Может, приобнять его за плечи? Так его поднять было бы легче, только не подумал бы он чего лишнего. Тот, однако, клянётся:
– Я к тебе очень хорошо отношусь, и я не сделаю тебе вреда.
Ладно. Была не была. Тяну вверх, приобняв, и он, действительно, встаёт.
– Гунтарс, – протягивает руку.
О том, что латышские имена очень красивы, я читал где-то в продажной прессе. Язык без костей, а клавиатура без совести. Многие же вообще пишут, как это здорово, когда в Латвии перестанет звучать русский язык, а президент Вайра Вике-Фрейберга официально заявила, что в Латвии слишком много русских. Бумага, или там экран телевизора или компьютерного монитора, всё стерпят. Но про красоту. Для кого-то, очевидно, эстетически значимо наблюдение за чужой смертью под классическую музыку, как люди гибли в газовых камерах или как ИГИЛ1 медленно убивает свои жертвы. Всегда такое дерьмо выключаю вместе со всей вкладкой при малейшем намёке, если попадаю на него на просторах интернета. Смотреть на то, как люди ходят в туалет, тоже не увлекает. Да и как животные гадят, как-то не вызывает желания лицезреть. Знаю, что многих латышские имена из-за навязывания сверху государственного языка не обольщают экзотикой, но раздражают. Я по поводу латышскости тоже восторга не испытываю. Они не любят нас, мы не любим их. Чего хорошего, когда к тебе навязываются? Государство прям как этот нетрадиционал, вот кто живой символ национальной идеи. Мы садимся с моим неожиданным поклонником на скамейке.
– Будешь? – достаёт он из сумки, что при нём, бутылку алкоголя.

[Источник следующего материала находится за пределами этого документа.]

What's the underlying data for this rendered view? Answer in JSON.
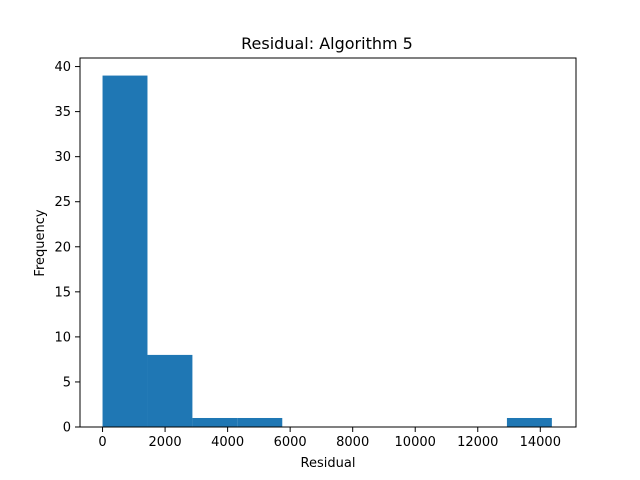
{
  "chart_data": {
    "type": "bar",
    "title": "Residual: Algorithm 5",
    "xlabel": "Residual",
    "ylabel": "Frequency",
    "grid": false,
    "xlim": [
      -721,
      15142
    ],
    "ylim": [
      0,
      40.95
    ],
    "x_ticks": [
      0,
      2000,
      4000,
      6000,
      8000,
      10000,
      12000,
      14000
    ],
    "x_tick_labels": [
      "0",
      "2000",
      "4000",
      "6000",
      "8000",
      "10000",
      "12000",
      "14000"
    ],
    "y_ticks": [
      0,
      5,
      10,
      15,
      20,
      25,
      30,
      35,
      40
    ],
    "y_tick_labels": [
      "0",
      "5",
      "10",
      "15",
      "20",
      "25",
      "30",
      "35",
      "40"
    ],
    "bins": [
      {
        "start": 0,
        "end": 1437,
        "count": 39
      },
      {
        "start": 1437,
        "end": 2874,
        "count": 8
      },
      {
        "start": 2874,
        "end": 4311,
        "count": 1
      },
      {
        "start": 4311,
        "end": 5748,
        "count": 1
      },
      {
        "start": 5748,
        "end": 7185,
        "count": 0
      },
      {
        "start": 7185,
        "end": 8622,
        "count": 0
      },
      {
        "start": 8622,
        "end": 10059,
        "count": 0
      },
      {
        "start": 10059,
        "end": 11496,
        "count": 0
      },
      {
        "start": 11496,
        "end": 12933,
        "count": 0
      },
      {
        "start": 12933,
        "end": 14370,
        "count": 1
      }
    ],
    "bar_color": "#1f77b4"
  }
}
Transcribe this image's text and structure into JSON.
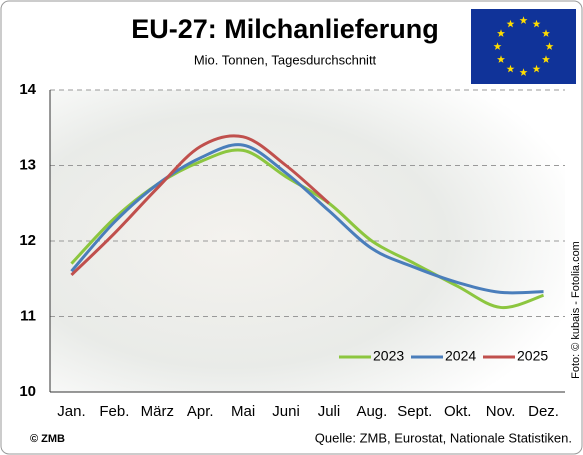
{
  "chart_data": {
    "type": "line",
    "title": "EU-27: Milchanlieferung",
    "subtitle": "Mio. Tonnen, Tagesdurchschnitt",
    "categories": [
      "Jan.",
      "Feb.",
      "März",
      "Apr.",
      "Mai",
      "Juni",
      "Juli",
      "Aug.",
      "Sept.",
      "Okt.",
      "Nov.",
      "Dez."
    ],
    "series": [
      {
        "name": "2023",
        "color": "#8cc63f",
        "values": [
          11.7,
          12.3,
          12.75,
          13.05,
          13.2,
          12.85,
          12.5,
          12.0,
          11.7,
          11.4,
          11.12,
          11.28
        ]
      },
      {
        "name": "2024",
        "color": "#4a7ebb",
        "values": [
          11.6,
          12.25,
          12.75,
          13.1,
          13.27,
          12.9,
          12.4,
          11.9,
          11.65,
          11.45,
          11.32,
          11.33
        ]
      },
      {
        "name": "2025",
        "color": "#c0504d",
        "values": [
          11.55,
          12.1,
          12.7,
          13.25,
          13.38,
          13.0,
          12.5,
          null,
          null,
          null,
          null,
          null
        ]
      }
    ],
    "ylim": [
      10,
      14
    ],
    "yticks": [
      10,
      11,
      12,
      13,
      14
    ],
    "grid": true,
    "legend": "lower right",
    "brand": "© ZMB",
    "source": "Quelle: ZMB, Eurostat, Nationale Statistiken.",
    "photo_credit": "Foto: © kubais - Fotolia.com"
  }
}
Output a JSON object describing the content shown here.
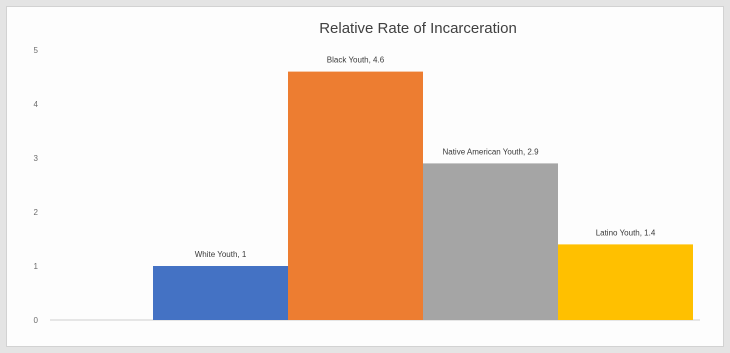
{
  "chart_data": {
    "type": "bar",
    "title": "Relative Rate of Incarceration",
    "xlabel": "",
    "ylabel": "",
    "categories": [
      "White Youth",
      "Black Youth",
      "Native American Youth",
      "Latino Youth"
    ],
    "values": [
      1,
      4.6,
      2.9,
      1.4
    ],
    "data_labels": [
      "White Youth, 1",
      "Black Youth, 4.6",
      "Native American Youth, 2.9",
      "Latino Youth, 1.4"
    ],
    "colors": [
      "#4472c4",
      "#ed7d31",
      "#a5a5a5",
      "#ffc000"
    ],
    "ylim": [
      0,
      5
    ],
    "yticks": [
      "0",
      "1",
      "2",
      "3",
      "4",
      "5"
    ],
    "grid": false,
    "legend": "none"
  }
}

Отрицательно мотаю головой, лукавя:
– Не пью.
– Я недавно шёл ночью по Юрмале мимо кладбища, – прихлёбывает он, – и увидел самого сатану.
– Да ну, – отвечаю.
– Иду, думаю о мертвецах, о том, что все сдохнем. Кажется, что мёртвые меня слышат. Отгоняю эти образы. А вокруг темно, и – не души. Страна вымирает, народу становится всё меньше, так что не удивительно. Фонари жёлтые сверху светят. За кладбищенской оградой чудится чёрная мать сыра-земля с прорвой могил. Листья чернят желтые лучи латерн, как это будет, светильников, во, тех самых жёлтых фонарей. А в душе черви копошатся.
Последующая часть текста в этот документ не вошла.